Towards Resource-Efficient Serverless LLM Inference with SLINFER

TL;DR

SLINFER is a resource-efficient serverless inference scheme for small- to mid-sized LLMs that optimizes hardware utilization and sharing, significantly increasing serving capacity on heterogeneous CPU and GPU platforms.

Contribution

It introduces a novel resource management approach for serverless LLM inference, enabling elastic sharing across CPUs and GPUs with fine-grained allocation and memory management.

Findings

SLINFER improves serving capacity by 47% - 62% through sharing.

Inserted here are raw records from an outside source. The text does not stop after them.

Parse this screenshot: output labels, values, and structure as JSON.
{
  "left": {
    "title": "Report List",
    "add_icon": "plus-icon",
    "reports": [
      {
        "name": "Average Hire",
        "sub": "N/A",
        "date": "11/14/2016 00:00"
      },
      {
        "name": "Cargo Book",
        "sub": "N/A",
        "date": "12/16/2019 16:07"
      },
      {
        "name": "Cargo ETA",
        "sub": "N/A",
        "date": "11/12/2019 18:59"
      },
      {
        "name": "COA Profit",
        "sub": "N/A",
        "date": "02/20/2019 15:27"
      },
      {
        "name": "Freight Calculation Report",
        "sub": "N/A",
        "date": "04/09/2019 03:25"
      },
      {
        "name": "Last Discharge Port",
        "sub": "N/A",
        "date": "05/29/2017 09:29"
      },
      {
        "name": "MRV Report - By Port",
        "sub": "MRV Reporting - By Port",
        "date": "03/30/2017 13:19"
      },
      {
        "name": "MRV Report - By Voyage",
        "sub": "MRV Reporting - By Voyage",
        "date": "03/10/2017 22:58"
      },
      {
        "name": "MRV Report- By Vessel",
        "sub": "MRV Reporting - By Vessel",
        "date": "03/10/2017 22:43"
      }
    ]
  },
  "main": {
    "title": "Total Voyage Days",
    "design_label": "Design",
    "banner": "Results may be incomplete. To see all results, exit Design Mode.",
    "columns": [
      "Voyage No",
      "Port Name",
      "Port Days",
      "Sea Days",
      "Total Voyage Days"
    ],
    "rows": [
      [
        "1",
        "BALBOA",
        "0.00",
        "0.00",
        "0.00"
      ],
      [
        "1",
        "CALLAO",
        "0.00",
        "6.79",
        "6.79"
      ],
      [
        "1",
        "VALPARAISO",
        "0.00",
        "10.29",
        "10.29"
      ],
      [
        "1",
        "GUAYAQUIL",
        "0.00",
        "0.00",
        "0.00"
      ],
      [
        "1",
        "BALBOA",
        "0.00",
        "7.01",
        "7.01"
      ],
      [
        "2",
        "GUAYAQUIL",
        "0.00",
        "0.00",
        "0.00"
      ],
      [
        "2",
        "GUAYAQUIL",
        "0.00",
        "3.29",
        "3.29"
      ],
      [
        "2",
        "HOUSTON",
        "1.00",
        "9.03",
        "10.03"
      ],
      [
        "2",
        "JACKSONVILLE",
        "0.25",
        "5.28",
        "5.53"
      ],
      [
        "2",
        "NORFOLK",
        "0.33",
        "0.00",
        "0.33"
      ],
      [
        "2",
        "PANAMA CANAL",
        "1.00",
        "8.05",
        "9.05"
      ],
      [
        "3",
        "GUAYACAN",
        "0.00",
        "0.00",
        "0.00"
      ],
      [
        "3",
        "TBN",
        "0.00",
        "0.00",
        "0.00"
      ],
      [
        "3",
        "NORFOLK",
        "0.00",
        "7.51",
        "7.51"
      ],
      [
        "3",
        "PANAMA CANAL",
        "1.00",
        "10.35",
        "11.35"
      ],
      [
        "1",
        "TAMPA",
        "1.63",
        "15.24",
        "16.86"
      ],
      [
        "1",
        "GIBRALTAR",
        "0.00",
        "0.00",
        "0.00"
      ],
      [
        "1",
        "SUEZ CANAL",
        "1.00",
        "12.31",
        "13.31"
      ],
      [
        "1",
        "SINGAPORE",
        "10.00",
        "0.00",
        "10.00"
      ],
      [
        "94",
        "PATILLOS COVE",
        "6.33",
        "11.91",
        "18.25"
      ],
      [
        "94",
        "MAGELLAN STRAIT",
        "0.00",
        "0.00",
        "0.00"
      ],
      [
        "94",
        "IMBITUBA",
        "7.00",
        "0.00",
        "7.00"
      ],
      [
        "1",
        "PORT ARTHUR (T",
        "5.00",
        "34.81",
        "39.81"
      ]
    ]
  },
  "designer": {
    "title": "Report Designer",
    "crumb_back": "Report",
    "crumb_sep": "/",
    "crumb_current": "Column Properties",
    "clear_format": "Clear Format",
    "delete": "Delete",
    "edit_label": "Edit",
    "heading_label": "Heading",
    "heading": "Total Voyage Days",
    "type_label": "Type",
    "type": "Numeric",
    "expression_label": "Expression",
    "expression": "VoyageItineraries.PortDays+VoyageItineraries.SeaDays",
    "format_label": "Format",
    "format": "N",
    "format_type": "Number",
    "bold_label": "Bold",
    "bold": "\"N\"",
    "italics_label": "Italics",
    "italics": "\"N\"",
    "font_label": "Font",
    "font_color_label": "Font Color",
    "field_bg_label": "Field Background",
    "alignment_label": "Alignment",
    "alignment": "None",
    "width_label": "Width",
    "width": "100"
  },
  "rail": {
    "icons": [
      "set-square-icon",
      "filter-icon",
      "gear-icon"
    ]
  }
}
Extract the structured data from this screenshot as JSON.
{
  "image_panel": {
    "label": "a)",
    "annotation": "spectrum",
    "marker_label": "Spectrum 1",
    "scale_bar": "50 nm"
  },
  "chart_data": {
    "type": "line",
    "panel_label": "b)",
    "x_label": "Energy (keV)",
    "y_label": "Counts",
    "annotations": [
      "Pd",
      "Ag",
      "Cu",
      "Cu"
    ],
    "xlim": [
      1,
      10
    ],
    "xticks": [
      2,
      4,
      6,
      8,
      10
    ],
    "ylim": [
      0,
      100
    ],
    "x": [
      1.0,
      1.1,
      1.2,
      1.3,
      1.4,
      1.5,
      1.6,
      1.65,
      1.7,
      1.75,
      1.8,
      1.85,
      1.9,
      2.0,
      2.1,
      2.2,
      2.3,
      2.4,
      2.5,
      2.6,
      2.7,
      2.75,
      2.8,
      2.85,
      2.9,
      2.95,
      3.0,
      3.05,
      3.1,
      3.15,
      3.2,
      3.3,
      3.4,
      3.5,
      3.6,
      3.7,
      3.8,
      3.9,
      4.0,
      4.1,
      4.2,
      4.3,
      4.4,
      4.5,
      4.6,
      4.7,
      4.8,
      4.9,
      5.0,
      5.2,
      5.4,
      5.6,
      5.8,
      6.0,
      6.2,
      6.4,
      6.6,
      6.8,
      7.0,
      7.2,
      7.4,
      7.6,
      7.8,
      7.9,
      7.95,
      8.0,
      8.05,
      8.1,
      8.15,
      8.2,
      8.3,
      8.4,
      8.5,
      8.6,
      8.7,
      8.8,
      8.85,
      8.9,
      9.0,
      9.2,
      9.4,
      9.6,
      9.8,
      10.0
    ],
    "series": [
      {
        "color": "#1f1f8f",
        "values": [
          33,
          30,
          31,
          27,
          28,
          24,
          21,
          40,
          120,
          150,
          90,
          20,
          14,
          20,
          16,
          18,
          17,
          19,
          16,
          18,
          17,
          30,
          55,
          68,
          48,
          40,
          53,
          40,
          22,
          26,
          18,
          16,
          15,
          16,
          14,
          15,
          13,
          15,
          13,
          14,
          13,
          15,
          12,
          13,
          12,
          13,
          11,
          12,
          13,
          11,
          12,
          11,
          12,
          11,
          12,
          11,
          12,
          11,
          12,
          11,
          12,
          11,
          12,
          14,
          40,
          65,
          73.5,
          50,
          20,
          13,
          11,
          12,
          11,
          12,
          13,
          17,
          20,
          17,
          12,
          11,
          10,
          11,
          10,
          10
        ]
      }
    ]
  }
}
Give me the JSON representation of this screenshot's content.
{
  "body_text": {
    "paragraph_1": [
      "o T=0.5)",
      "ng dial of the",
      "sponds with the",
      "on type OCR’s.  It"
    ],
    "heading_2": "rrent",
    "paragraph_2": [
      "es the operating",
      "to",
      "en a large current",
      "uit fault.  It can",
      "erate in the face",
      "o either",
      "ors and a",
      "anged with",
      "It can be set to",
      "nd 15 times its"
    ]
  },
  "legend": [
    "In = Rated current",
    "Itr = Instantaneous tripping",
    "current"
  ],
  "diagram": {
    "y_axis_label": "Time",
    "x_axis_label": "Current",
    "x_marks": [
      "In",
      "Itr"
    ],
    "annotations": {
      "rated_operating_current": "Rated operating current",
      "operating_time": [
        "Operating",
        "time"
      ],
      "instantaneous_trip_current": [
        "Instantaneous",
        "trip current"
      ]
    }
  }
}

Further CPU utilization boosts capacity by 86% - 154%.

Experimental results demonstrate significant efficiency gains on heterogeneous hardware.

Abstract

The rise of LLMs has driven demand for private serverless deployments, characterized by moderate-sized models and infrequent requests. While existing serverless solutions follow exclusive GPU allocation, we take a step back to explore modern platforms and find that: Emerging CPU architectures with built-in accelerators are capable of serving LLMs but remain underutilized, and both CPUs and GPUs can accommodate multiple LLMs simultaneously. We propose SLINFER, a resource-efficient serverless inference scheme tailored for small- to mid-sized LLMs that enables elastic and on-demand sharing across heterogeneous hardware. SLINFER tackles three fundamental challenges: (1) precise, fine-grained compute resource allocation at token-level to handle fluctuating computational demands; (2) a coordinated and forward-looking memory scaling mechanism to detect out-of-memory hazards and reduce operational overhead; and (3) a dual approach that consolidates fragmented instances through proactive preemption and reactive bin-packing. Experimental results on 4 32-core CPUs and 4 A100 GPUs show that SLINFER improves serving capacity by 47% - 62% through sharing, while further leveraging CPUs boosts this to 86% - 154%.